After spending over nine months at the International Space Station (ISS), Indian-origin NASA astronaut Sunita Williams and her crewmate Butch Wilmore are finally going to return to Earth on Tuesday at 05:57 EDT (i.e. Wednesday 03:27 AM IST). Sunita and Butch had gone to ISS for a week-long space expedition in June 2024, which unknowingly stretched to more than nine months after their Boeing Starliner spacecraft faced technical glitches and returned to Earth without them. Now, after waiting for months not knowing the next course of action, their return is made possible by the launch of SpaceX Crew-10, which took off from Kennedy Space Center on Friday (March 14) night as part of NASA’s Commercial Crew Program. The newly arrived crew will take over from the current astronauts, ensuring a seamless transition before Sunita and Butch return back home to Earth.
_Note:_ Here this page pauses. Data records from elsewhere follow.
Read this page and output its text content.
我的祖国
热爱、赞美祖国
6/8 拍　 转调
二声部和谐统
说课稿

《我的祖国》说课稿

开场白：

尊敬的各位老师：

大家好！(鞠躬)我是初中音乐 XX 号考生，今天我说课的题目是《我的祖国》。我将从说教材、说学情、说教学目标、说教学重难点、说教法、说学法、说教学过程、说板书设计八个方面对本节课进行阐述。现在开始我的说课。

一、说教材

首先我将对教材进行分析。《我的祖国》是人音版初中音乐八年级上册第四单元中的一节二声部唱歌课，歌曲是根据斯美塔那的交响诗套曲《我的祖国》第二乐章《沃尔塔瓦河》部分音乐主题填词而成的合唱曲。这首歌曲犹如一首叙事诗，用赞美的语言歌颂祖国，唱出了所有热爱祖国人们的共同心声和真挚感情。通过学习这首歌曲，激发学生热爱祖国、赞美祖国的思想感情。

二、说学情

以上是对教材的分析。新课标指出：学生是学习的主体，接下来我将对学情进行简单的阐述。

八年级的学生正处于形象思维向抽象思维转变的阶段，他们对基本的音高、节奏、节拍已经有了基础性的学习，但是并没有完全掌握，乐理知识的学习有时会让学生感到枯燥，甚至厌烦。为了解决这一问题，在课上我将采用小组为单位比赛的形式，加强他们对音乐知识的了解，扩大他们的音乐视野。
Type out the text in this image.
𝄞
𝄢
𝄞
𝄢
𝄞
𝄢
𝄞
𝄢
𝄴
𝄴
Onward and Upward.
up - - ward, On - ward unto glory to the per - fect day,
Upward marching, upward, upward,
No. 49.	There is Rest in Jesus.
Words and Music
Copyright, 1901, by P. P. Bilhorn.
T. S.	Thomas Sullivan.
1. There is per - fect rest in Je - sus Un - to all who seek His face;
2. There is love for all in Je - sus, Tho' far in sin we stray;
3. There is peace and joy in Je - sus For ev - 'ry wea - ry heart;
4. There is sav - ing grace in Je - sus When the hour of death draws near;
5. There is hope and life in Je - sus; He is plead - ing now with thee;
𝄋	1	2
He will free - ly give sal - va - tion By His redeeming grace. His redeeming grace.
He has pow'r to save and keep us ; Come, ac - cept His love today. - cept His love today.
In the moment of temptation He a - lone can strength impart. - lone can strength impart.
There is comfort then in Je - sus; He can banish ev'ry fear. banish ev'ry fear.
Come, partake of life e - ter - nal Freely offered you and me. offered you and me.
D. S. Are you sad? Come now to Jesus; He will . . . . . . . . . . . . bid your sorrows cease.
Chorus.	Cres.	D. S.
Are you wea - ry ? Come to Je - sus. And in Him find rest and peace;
Sunita Williams and Butch Wilmore

While much is being written about Sunita Williams’ remarkable space journey which stretched for many months, here’s a look at her tiny Indian village in Gujarat, India and her ancestral home:
Sunita Williams was born on 19 September, 1965, in Euclid, Ohio, U.S to Deepak Pandya and Bonnie Pandya. For the unversed, her father Deepak Pandya was a neuroscientist from Gujarat, India and he had migrated to the USA in 1957 where he met and married Ursuline Bonnie, who was a Slovene-American.
Sunita Williams’ roots in India hail to Jhulasan village in Gujarat, as it was once home to her father and grandparents. The tiny village has a population of roughly 7000 people who are proud of the fact that the astronaut has a connection to their village. In fact, the village has a little library which is named in her grandparents’ memory and her father Deepak Pandya’s ancestral home too. As per reports, Sunita Williams has visited her Jhulasan three times so far– in 1972, 2007 and 2013– after completing space missions successfully. The Indian-origin astronaut had also donated funds to a school in her ancestral village during one of her visits and it still has a picture of her grandparents in its prayer hall.
The people of Jhulasan, Gujarat take great pride in the fact that Sunita Williams belongs to their village. So much so that ever since news of her being stranded in ISS broke in 2024, residents of Jhulasan have been praying for Sunita’s safe return to Earth, keeping an oil lamp burning as a symbol of their hopes, reported the BBC.